But Forth taken holistically is a do-anything-anytime imperative language, not just "concatenative" or "postfix". It has a stack but the stack is an implementation detail, not a robust abstraction. If you want to do larger scale things you don't pile more things on the stack, you start doing load and store and random access, inventing the idioms as you go along to load more and store more. This breaks all kinds of tooling models that rely on robust abstractions with compiler-enforced boundaries. I briefly tested to see what LLMs would do with it and gave up quickly because it was a complete rewrite every single time.
Now, if we were talking about a simplistic stack machine it might be more relevant, but that wouldn't be the same model of computation.
Not exactly. Not only the stack is central in the design of Forth (see my comment over there [1]).
It seems to me that a point-free language like Forth would be highly problematic for an LLM, because it has to work with things that literally are not in the text.
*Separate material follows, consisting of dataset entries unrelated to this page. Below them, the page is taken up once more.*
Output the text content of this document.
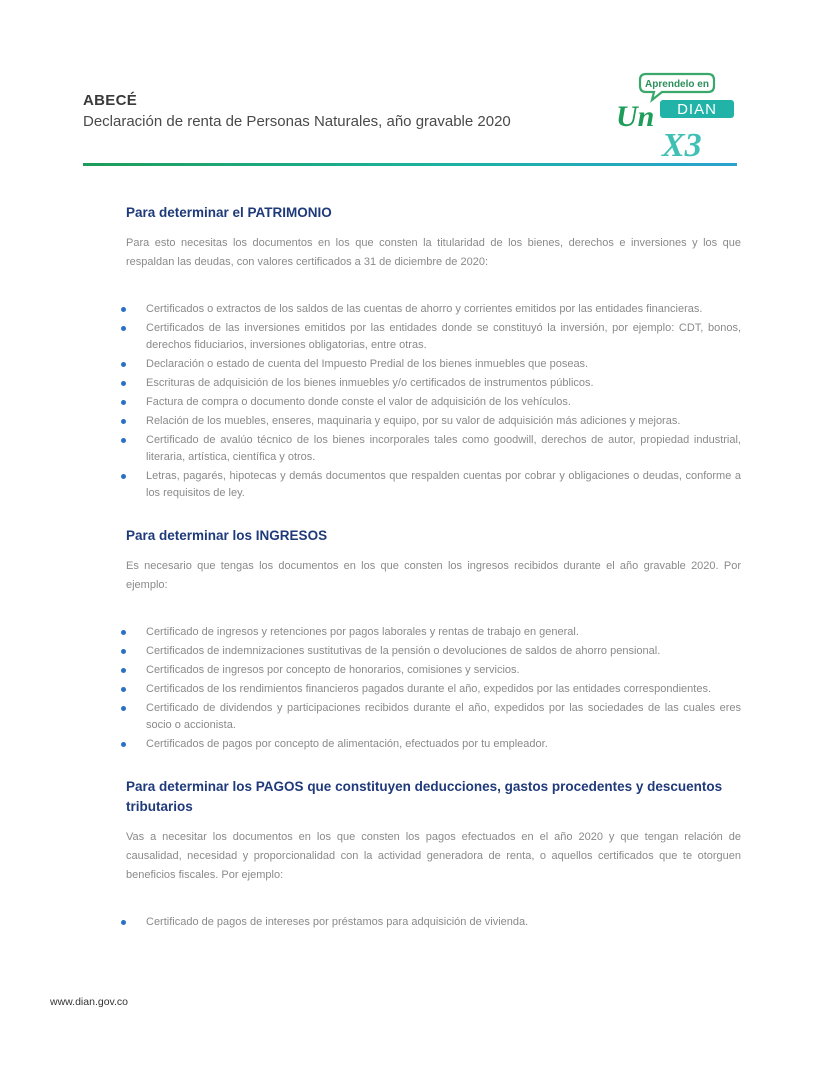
ABECÉ
Declaración de renta de Personas Naturales, año gravable 2020
Aprendelo en
Un DIAN
X3
Para determinar el PATRIMONIO

Para esto necesitas los documentos en los que consten la titularidad de los bienes, derechos e inversiones y los que respaldan las deudas, con valores certificados a 31 de diciembre de 2020:

Certificados o extractos de los saldos de las cuentas de ahorro y corrientes emitidos por las entidades financieras.
Certificados de las inversiones emitidos por las entidades donde se constituyó la inversión, por ejemplo: CDT, bonos, derechos fiduciarios, inversiones obligatorias, entre otras.
Declaración o estado de cuenta del Impuesto Predial de los bienes inmuebles que poseas.
Escrituras de adquisición de los bienes inmuebles y/o certificados de instrumentos públicos.
Factura de compra o documento donde conste el valor de adquisición de los vehículos.
Relación de los muebles, enseres, maquinaria y equipo, por su valor de adquisición más adiciones y mejoras.
Certificado de avalúo técnico de los bienes incorporales tales como goodwill, derechos de autor, propiedad industrial, literaria, artística, científica y otros.
Letras, pagarés, hipotecas y demás documentos que respalden cuentas por cobrar y obligaciones o deudas, conforme a los requisitos de ley.
Para determinar los INGRESOS

Es necesario que tengas los documentos en los que consten los ingresos recibidos durante el año gravable 2020. Por ejemplo:

Certificado de ingresos y retenciones por pagos laborales y rentas de trabajo en general.
Certificados de indemnizaciones sustitutivas de la pensión o devoluciones de saldos de ahorro pensional.
Certificados de ingresos por concepto de honorarios, comisiones y servicios.
Certificados de los rendimientos financieros pagados durante el año, expedidos por las entidades correspondientes.
Certificado de dividendos y participaciones recibidos durante el año, expedidos por las sociedades de las cuales eres socio o accionista.
Certificados de pagos por concepto de alimentación, efectuados por tu empleador.
Para determinar los PAGOS que constituyen deducciones, gastos procedentes y descuentos tributarios

Vas a necesitar los documentos en los que consten los pagos efectuados en el año 2020 y que tengan relación de causalidad, necesidad y proporcionalidad con la actividad generadora de renta, o aquellos certificados que te otorguen beneficios fiscales. Por ejemplo:

Certificado de pagos de intereses por préstamos para adquisición de vivienda.
www.dian.gov.co
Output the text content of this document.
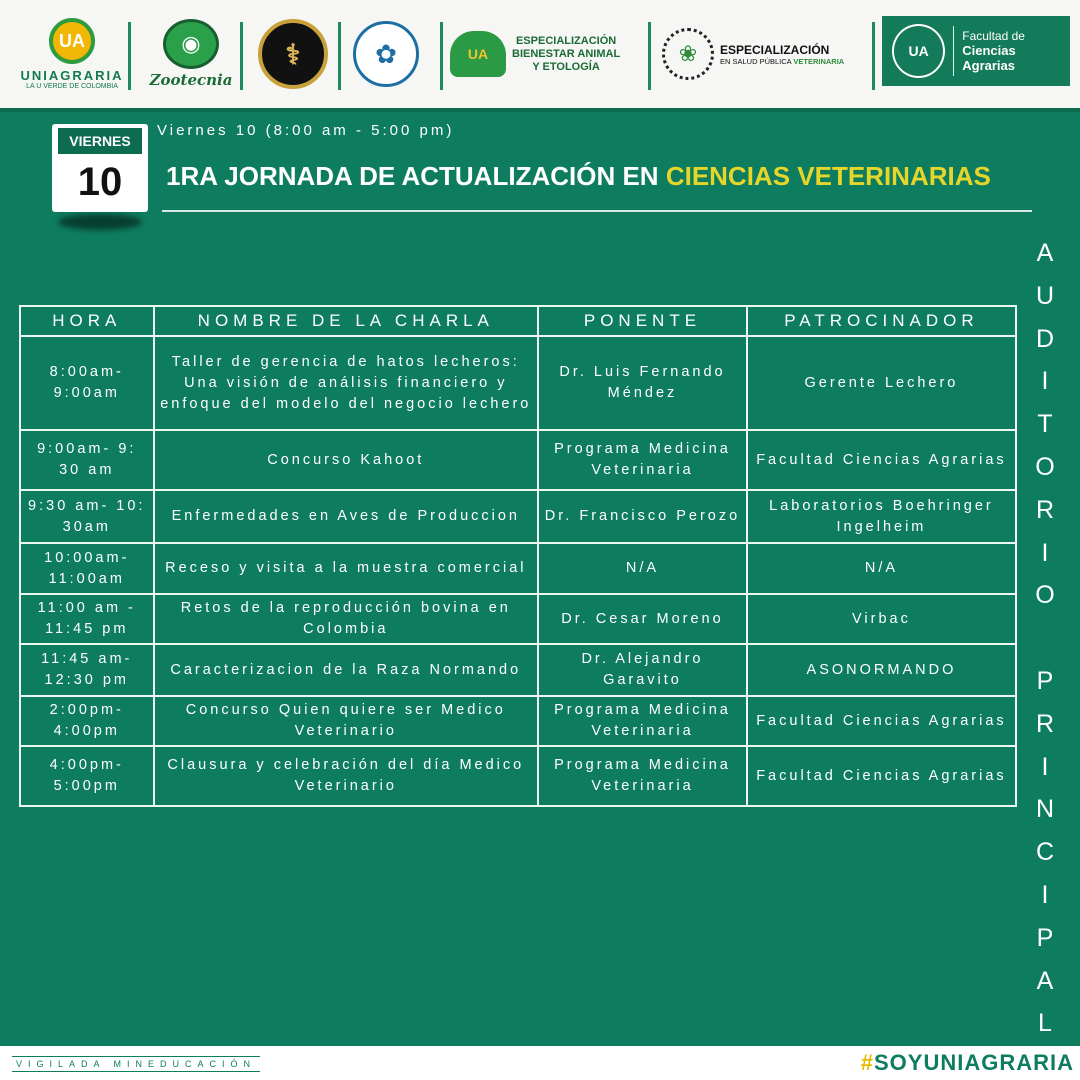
UA
UNIAGRARIA
LA U VERDE DE COLOMBIA
◉
Zootecnia
⚕	✿	UA
ESPECIALIZACIÓN
BIENESTAR ANIMAL
Y ETOLOGÍA
❀	ESPECIALIZACIÓN
EN SALUD PÚBLICA VETERINARIA
UA
Facultad de
Ciencias Agrarias
VIERNES
10
Viernes 10 (8:00 am - 5:00 pm)
1RA JORNADA DE ACTUALIZACIÓN EN CIENCIAS VETERINARIAS
A
U
D
I
T
O
R
I
O
P
R
I
N
C
I
P
A
L
HORA	NOMBRE DE LA CHARLA	PONENTE	PATROCINADOR
8:00am- 9:00am	Taller de gerencia de hatos lecheros: Una visión de análisis financiero y enfoque del modelo del negocio lechero	Dr. Luis Fernando Méndez	Gerente Lechero
9:00am- 9: 30 am	Concurso Kahoot	Programa Medicina Veterinaria	Facultad Ciencias Agrarias
9:30 am- 10: 30am	Enfermedades en Aves de Produccion	Dr. Francisco Perozo	Laboratorios Boehringer Ingelheim
10:00am- 11:00am	Receso y visita a la muestra comercial	N/A	N/A
11:00 am - 11:45 pm	Retos de la reproducción bovina en Colombia	Dr. Cesar Moreno	Virbac
11:45 am- 12:30 pm	Caracterizacion de la Raza Normando	Dr. Alejandro Garavito	ASONORMANDO
2:00pm- 4:00pm	Concurso Quien quiere ser Medico Veterinario	Programa Medicina Veterinaria	Facultad Ciencias Agrarias
4:00pm- 5:00pm	Clausura y celebración del día Medico Veterinario	Programa Medicina Veterinaria	Facultad Ciencias Agrarias
VIGILADA MINEDUCACIÓN	#SOYUNIAGRARIA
I suppose it has to make a lot of guesses to build a theory of the semantic of the words it can see.
Nearly every time the topic of Forth is discussed on HN, someone points out that the cognitive overload* of full point-free style is not viable.
This won't show up in a smaller benchmark, because the clutching at straws tends to happen nearer to the edge of the window. The place where you can get it to give up obvious things that don't work, and actually try the problem space you've given.
What I’m investigating is if more compact languages work for querying data.
What makes you think it’s going to clutch at straws more? What makes you think it won’t do better with a more compact, localized representation?
If you're executing the operations interactively, you're seeing what's happening on the stack, and so it's easy to keep track of where you are, but if you're reading postfix expressions, it's significantly harder.
Playing with APL has really changed the way I look at both.
LLMs handle deeply nested syntax just fine - parentheses and indentation are not the hard part. Linearization is not a meaningful advantage.
In fact, it’s much more likely to be a disadvantage, much as it is for humans. Stack effects are implicit, so correct composition requires global reasoning. A single missing dup breaks everything downstream. LLMs, and humans, are much more effective when constraints are named and localized, not implicit and global.